Another chapter ends

I can’t believe how much gear I had on the boat. It took me an entire day and the truck is full to the brim. I’ll take it over to the island tomorrow to unload.

I left the marina at about 8pm and was driving home when a police car came up beside me. I saw them looking up at me in Big Red then they dropped back behind me and followed for a few kilometres. I was watching them in my rear view mirrors and began to get nervous that they were going to pull me over. I get nervous with police because I’ve had some bad experiences and found if they go to the trouble of pulling you over they generally try their best to find something to book you for.
Anyway, on go the blue lights, high beams flash and I pull over.
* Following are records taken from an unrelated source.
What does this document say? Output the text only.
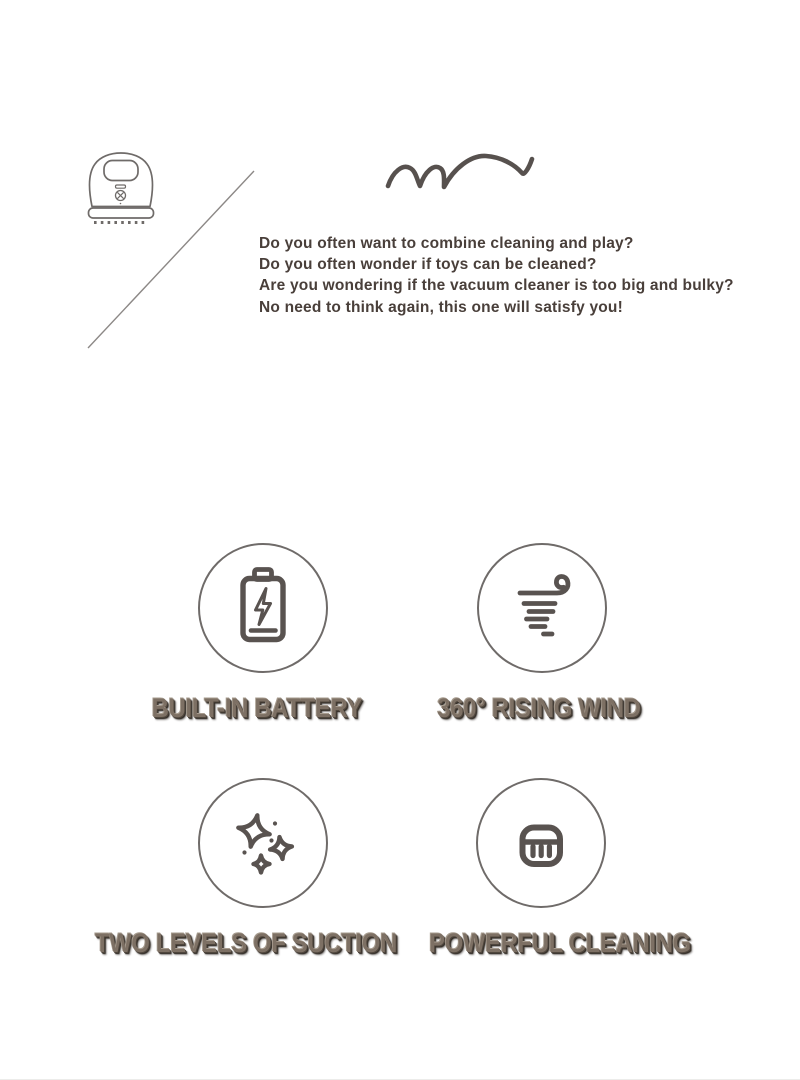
Do you often want to combine cleaning and play?

Do you often wonder if toys can be cleaned?

Are you wondering if the vacuum cleaner is too big and bulky?

No need to think again, this one will satisfy you!

BUILT-IN BATTERY	360° RISING WIND
TWO LEVELS OF SUCTION POWERFUL CLEANING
I jumped down from the truck and went to their car to ask what the problem was.
To my surprise one of the policemen said, “hi, we actually pulled you over out of curiosity, what is your truck designed for?”
I told them that it’s an expedition vehicle and he said that he was telling his partner that I might be a doomsday prepper. I thought that was pretty funny.
They were both really interested in the truck, had a good look over it and that was it then they drove off.
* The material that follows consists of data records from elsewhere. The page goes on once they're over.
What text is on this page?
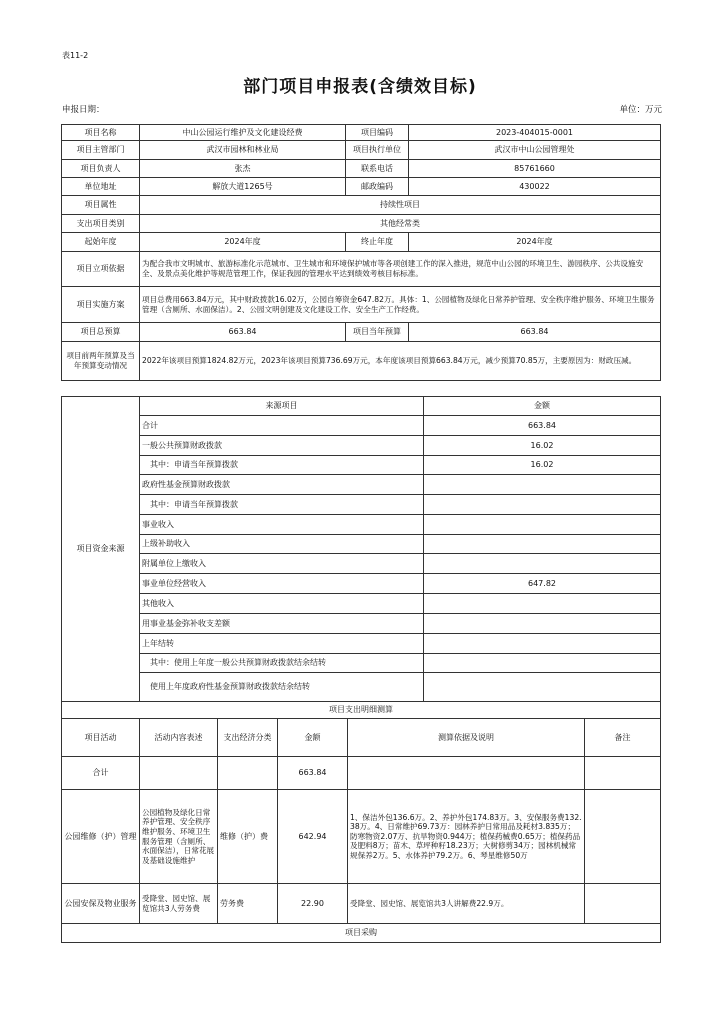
表11-2
部门项目申报表(含绩效目标)
申报日期：	单位：万元
项目名称	中山公园运行维护及文化建设经费	项目编码	2023-404015-0001
项目主管部门	武汉市园林和林业局	项目执行单位	武汉市中山公园管理处
项目负责人	张杰	联系电话	85761660
单位地址	解放大道1265号	邮政编码	430022
项目属性	持续性项目		
支出项目类别	其他经常类		
起始年度	2024年度	终止年度	2024年度
项目立项依据	为配合我市文明城市、旅游标准化示范城市、卫生城市和环境保护城市等各项创建工作的深入推进，规范中山公园的环境卫生、游园秩序、公共设施安全、及景点美化维护等规范管理工作，保证我园的管理水平达到绩效考核目标标准。		
项目实施方案	项目总费用663.84万元，其中财政拨款16.02万，公园自筹资金647.82万。具体：1、公园植物及绿化日常养护管理、安全秩序维护服务、环境卫生服务管理（含厕所、水面保洁）。2、公园文明创建及文化建设工作、安全生产工作经费。		
项目总预算	663.84	项目当年预算	663.84
项目前两年预算及当年预算变动情况	2022年该项目预算1824.82万元，2023年该项目预算736.69万元，本年度该项目预算663.84万元，减少预算70.85万，主要原因为：财政压减。		
项目资金来源	来源项目	金额
	合计	663.84
	一般公共预算财政拨款	16.02
	其中：申请当年预算拨款	16.02
	政府性基金预算财政拨款	
	其中：申请当年预算拨款	
	事业收入	
	上级补助收入	
	附属单位上缴收入	
	事业单位经营收入	647.82
	其他收入	
	用事业基金弥补收支差额	
	上年结转	
	其中：使用上年度一般公共预算财政拨款结余结转	
	使用上年度政府性基金预算财政拨款结余结转	
项目支出明细测算					
项目活动	活动内容表述	支出经济分类	金额	测算依据及说明	备注
合计			663.84		
公园维修（护）管理	公园植物及绿化日常养护管理、安全秩序维护服务、环境卫生服务管理（含厕所、水面保洁），日常花展及基础设施维护	维修（护）费	642.94	1、保洁外包136.6万。2、养护外包174.83万。3、安保服务费132.38万。4、日常维护69.73万：园林养护日常用品及耗材3.835万；防寒物资2.07万、抗旱物资0.944万；植保药械费0.65万；植保药品及肥料8万；苗木、草坪种籽18.23万；大树修剪34万；园林机械常规保养2万。5、水体养护79.2万。6、琴星维修50万	
公园安保及物业服务	受降堂、园史馆、展览馆共3人劳务费	劳务费	22.90	受降堂、园史馆、展览馆共3人讲解费22.9万。	
项目采购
Funny end to my tiring day. I’m off to bed to start dreaming of a smaller boat.

Busy weekend

This weekend was going to be pretty full on. I left work on Friday night and got the late ferry over to the island. A quick dinner and I was in bed just before midnight. I was up at 5am this morning to get ready for the day.
I had a coffee on the verandah and was visited by a kookaburra.


I haven’t been living onboard for a couple of years now and it’s been almost ten years since I bought my Westsail. The beauty of Westsails is that they have massive cargo capacity. That’s great for living onboard and hauling all of your possessions around but I figure that I don’t really need that now. I considered hauling the boat out and emptying it completely and starting from scratch with just the essentials. After 10 years it was full of possessions that weren’t necessary and were just taking up room. If I did that I’d have a big boat to maintain with lots of cargo capacity.
I’ve been thinking about a smaller boat for some time and it just so happened that a friend of a friend was looking for a Westsail. After some discussion on price we had an agreement.

It’s a huge decision for me and this boat has shaped my life for the past decade. I’m very emotionally attached to it but it’s time to downsize.

So after breakfast I grabbed the canoe and paddled out to the boat for the last time. I had a 6 hour sail ahead of me.
About 4 hours into the trip I crossed paths with a friend Peter Kerr who was out sailing on his yacht Pagan. He kindly snapped this photo for me.
This is the last photo of me sailing my old Westsail.


After a long day the old Westsail was tied up to the dock and it was time to start unloading. After 10 years I have accumulated lots of junk. I’ll bring the truck over tomorrow and start unloading the boat.


This morning started off fairly leisurely. I knew I had a big job ahead of me and I needed to get my head around it. I picked up Big Red last night and drove out to the marina this morning. I stopped off for breakfast just down the road at a little cafe opposite the boat ramp.

Not a bad view to start the day and contemplate being boatless.
Big Red is parked over to the left.


Now the work begins.

Road trip

I took Big Red for a run today. The old truck just purrs beautifully and never missed a beat. It’s a nicer way to travel than the old troop carrier. The trip ended up being about 500kms and there was plenty of scenery.


This is Northern New South Wales and it’s looking particularly green at the moment.


The headland in the right of the photo below is Cape Byron, the most Easterly point in Australia.


Cutty wanted to have a break so we stopped off at a cute little village called Clunes.


It was a beautiful day for a road trip and it was good to get the old truck out for a run.